Recently, the artist has been embracing personal physical changes, especially the experience of decreased eyesight and astigmatism, in the language of painting. The outlines of the images are blurred, and the screen with weakened contrast chooses ambiguity instead of clarity, and overlap and smearing instead of certainty. As a result, the work induces visual illusions and sensory delays that make immediate recognition difficult, and expands into a 'painting of ambivalence' where the concrete and the abstract coexist. 

This is not just an experiment in conversational form, but it leads to a reinterpretation of the theme of 'relationships' in a way that makes sense.

Son Won-young moves between landscapes, people, and spaces, and draws out traces of relationships from places he has ‘experienced firsthand.’ Angkor Wat, the light of stained glass, and the old alleys of Euljiro in Seoul are all others that the artist has encountered, and they become ‘landscapes without people’ in his paintings. 

This is not a work that reproduces a specific space, but a work that transforms the meaning of place through relationships into a painting. Critic Ahn Hyun-jung calls this a 'relational-scape.'

The pieces that make up the work are composed of irregular, non-standardized, color planes that overlap each other to form the screen. 

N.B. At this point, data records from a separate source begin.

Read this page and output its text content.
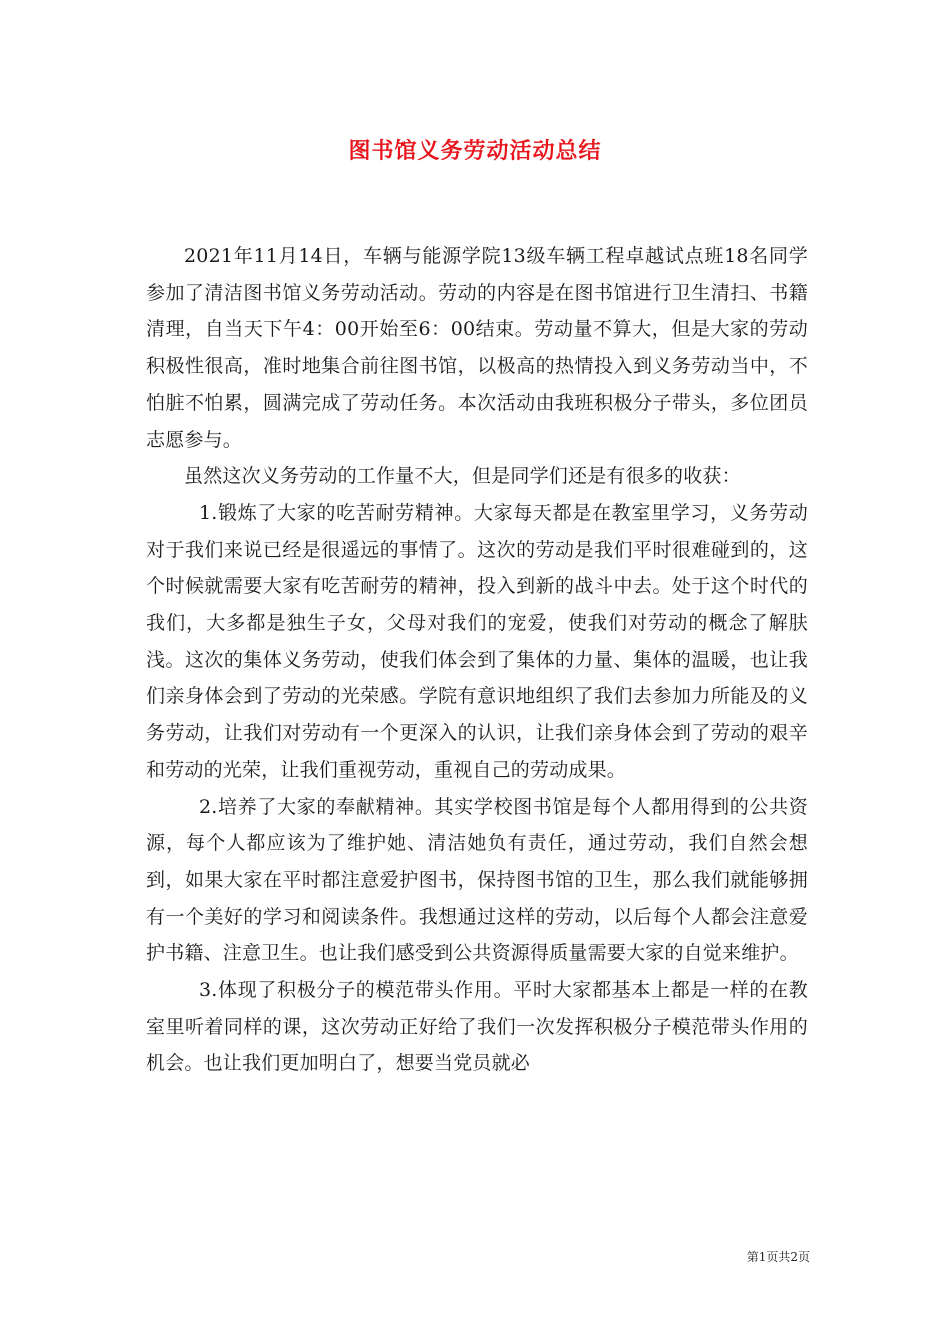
图书馆义务劳动活动总结

2021年11月14日，车辆与能源学院13级车辆工程卓越试点班18名同学参加了清洁图书馆义务劳动活动。劳动的内容是在图书馆进行卫生清扫、书籍清理，自当天下午4：00开始至6：00结束。劳动量不算大，但是大家的劳动积极性很高，准时地集合前往图书馆，以极高的热情投入到义务劳动当中，不怕脏不怕累，圆满完成了劳动任务。本次活动由我班积极分子带头，多位团员志愿参与。

虽然这次义务劳动的工作量不大，但是同学们还是有很多的收获：

1.锻炼了大家的吃苦耐劳精神。大家每天都是在教室里学习，义务劳动对于我们来说已经是很遥远的事情了。这次的劳动是我们平时很难碰到的，这个时候就需要大家有吃苦耐劳的精神，投入到新的战斗中去。处于这个时代的我们，大多都是独生子女，父母对我们的宠爱，使我们对劳动的概念了解肤浅。这次的集体义务劳动，使我们体会到了集体的力量、集体的温暖，也让我们亲身体会到了劳动的光荣感。学院有意识地组织了我们去参加力所能及的义务劳动，让我们对劳动有一个更深入的认识，让我们亲身体会到了劳动的艰辛和劳动的光荣，让我们重视劳动，重视自己的劳动成果。

2.培养了大家的奉献精神。其实学校图书馆是每个人都用得到的公共资源，每个人都应该为了维护她、清洁她负有责任，通过劳动，我们自然会想到，如果大家在平时都注意爱护图书，保持图书馆的卫生，那么我们就能够拥有一个美好的学习和阅读条件。我想通过这样的劳动，以后每个人都会注意爱护书籍、注意卫生。也让我们感受到公共资源得质量需要大家的自觉来维护。

3.体现了积极分子的模范带头作用。平时大家都基本上都是一样的在教室里听着同样的课，这次劳动正好给了我们一次发挥积极分子模范带头作用的机会。也让我们更加明白了，想要当党员就必

第1页共2页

It is not a structure that fits together like Lego, but rather a loosely assembled piece with holes that create a scene. These objects have different colors, but they do not assert themselves and are in harmony with the whole. This structure resembles the form of relationships we experience in society—meetings and partings that are coincidental but inevitable.

Son Won-young's paintings can be read as a 'state before existence', that is, a field of possibility that has not yet taken shape. Like Plato's 'chôra' reexamined by philosopher Derrida, his screens are a space that prepares for the sensations before creation and events. When each piece comes together, an event occurs, a landscape is formed, and in the process, we experience the boundary between 'me' and 'the other' collapsing within the field of the work. This is the deepest point of Son Won-young's paintings, and at the same time, it is the place where the world he wants to portray, the 'painting of relationships', is born.